Brazilian shipbuilding company

Indústria Naval do Ceará (INACE) is a shipbuilding company based in Fortaleza, Brazil.

INACE was founded by Gil Bezerra in 1968 as a private shipyard. It produces and repairs research, fishing and tug vessels. It built Yachts and warships.

The company was the first to process aluminium hulls in Brazil. The Yard constructed, converted or repaired over 1,000 ships, including fishing boats, tugs, pushers, barges, offshore support vessels, luxury yachts and patrol crafts. Company invested in advanced computer aided design capabilities (CAD) and computer systems to support ship production, as well as in production equipment and tooling.

In 1987, the company entered the American market with the first of a six yacht series. After this, more than fifteen luxury yachts were delivered to USA, Canada and Europe, including the Joana II owned by the famous Formula One and CART champion Emerson Fittipaldi. INACE also and exported to US two 65 ft Buccaneer Class yachts.

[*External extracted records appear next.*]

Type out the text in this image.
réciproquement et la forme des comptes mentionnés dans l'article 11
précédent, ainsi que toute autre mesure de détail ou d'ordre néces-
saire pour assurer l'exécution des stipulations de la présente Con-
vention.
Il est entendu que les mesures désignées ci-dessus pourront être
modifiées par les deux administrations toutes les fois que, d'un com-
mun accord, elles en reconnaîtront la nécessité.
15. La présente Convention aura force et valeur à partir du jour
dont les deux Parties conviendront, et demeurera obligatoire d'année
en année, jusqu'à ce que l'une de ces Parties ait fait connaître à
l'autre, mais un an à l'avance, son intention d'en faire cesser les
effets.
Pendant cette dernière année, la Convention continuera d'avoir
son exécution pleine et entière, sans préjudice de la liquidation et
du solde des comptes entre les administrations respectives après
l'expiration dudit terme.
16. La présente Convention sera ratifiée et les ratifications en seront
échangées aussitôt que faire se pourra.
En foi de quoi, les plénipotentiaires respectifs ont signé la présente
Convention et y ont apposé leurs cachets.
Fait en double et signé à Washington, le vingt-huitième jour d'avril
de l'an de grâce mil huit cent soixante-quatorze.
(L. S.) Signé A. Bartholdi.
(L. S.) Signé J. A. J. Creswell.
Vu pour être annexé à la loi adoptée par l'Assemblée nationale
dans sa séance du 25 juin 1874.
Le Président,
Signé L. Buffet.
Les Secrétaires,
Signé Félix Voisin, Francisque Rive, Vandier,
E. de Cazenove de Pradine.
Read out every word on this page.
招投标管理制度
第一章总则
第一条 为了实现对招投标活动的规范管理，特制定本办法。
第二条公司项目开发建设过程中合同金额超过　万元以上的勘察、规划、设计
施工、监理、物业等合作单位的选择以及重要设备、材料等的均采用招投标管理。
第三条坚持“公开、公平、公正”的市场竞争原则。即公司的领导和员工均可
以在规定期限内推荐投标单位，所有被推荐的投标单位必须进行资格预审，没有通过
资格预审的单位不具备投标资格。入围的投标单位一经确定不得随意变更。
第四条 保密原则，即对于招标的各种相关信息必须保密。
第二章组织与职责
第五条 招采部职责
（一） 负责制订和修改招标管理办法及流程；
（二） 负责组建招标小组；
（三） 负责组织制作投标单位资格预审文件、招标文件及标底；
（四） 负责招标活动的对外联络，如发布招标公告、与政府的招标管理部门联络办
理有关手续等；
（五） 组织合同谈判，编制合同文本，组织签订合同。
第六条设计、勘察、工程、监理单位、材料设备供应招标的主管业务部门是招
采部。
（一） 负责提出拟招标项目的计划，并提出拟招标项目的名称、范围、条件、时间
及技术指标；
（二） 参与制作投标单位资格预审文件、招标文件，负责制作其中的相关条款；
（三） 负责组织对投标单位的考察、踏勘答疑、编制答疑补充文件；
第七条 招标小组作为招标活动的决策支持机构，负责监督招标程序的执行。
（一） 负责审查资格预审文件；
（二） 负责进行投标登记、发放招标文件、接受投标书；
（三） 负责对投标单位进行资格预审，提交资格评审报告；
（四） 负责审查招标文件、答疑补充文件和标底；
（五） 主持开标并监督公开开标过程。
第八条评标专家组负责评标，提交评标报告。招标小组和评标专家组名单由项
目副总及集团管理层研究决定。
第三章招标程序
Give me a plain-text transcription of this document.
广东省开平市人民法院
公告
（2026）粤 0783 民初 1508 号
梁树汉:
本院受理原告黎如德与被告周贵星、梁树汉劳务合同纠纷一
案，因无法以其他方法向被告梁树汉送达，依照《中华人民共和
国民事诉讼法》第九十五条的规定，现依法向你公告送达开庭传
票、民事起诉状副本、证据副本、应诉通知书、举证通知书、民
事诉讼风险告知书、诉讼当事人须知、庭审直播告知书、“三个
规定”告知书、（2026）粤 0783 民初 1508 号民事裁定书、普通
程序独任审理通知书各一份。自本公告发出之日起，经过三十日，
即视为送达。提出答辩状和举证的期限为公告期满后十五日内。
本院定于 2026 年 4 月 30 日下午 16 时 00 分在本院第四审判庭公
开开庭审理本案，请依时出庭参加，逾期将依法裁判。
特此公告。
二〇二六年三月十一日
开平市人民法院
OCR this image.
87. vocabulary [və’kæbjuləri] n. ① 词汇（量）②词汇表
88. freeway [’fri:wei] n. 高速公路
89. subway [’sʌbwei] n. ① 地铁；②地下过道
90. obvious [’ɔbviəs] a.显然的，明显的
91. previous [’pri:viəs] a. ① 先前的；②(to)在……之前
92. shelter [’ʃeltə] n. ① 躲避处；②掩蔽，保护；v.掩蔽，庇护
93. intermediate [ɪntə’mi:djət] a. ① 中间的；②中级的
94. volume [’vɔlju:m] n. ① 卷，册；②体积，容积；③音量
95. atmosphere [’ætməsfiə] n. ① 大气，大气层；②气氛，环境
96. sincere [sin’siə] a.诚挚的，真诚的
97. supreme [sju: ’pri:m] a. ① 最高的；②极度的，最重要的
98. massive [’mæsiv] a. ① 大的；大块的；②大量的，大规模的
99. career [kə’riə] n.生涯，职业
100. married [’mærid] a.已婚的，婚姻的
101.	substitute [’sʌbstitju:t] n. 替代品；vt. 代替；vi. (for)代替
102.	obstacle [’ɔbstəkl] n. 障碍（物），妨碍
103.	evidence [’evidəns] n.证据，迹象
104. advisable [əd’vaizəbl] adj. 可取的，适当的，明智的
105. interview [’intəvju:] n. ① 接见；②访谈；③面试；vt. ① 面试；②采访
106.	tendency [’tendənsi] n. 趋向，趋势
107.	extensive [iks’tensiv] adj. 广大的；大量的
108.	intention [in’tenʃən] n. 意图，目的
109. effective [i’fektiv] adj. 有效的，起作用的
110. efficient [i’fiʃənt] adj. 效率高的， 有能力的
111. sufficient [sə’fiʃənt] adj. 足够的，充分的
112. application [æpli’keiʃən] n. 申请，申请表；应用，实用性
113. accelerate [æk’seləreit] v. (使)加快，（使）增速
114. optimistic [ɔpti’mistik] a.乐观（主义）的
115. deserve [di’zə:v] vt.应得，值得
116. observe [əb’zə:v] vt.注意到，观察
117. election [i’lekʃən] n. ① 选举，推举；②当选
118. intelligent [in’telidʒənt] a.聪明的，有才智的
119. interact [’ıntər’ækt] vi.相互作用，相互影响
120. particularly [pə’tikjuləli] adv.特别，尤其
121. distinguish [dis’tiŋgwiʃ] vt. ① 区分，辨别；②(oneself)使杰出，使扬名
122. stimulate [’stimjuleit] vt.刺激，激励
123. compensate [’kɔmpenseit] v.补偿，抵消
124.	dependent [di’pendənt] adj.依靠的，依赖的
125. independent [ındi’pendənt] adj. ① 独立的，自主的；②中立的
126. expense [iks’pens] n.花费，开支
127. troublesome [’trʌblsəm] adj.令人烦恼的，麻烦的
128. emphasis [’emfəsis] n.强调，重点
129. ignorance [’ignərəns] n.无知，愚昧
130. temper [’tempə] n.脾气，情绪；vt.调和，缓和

The relationship between INACE and the Brazilian Navy is effective and close since the company was founded. In 1996, the company has been contracted to build two patrol craft of 240 ton, delivering the first ship (“Guanabara”) in July 1999 and the second (“Guarujá”) in November 1999. The Brazilian Navy acquired 12 ships at the same project, including the 6 constructed in Germany, and these two units made by INACE become the faster in their class.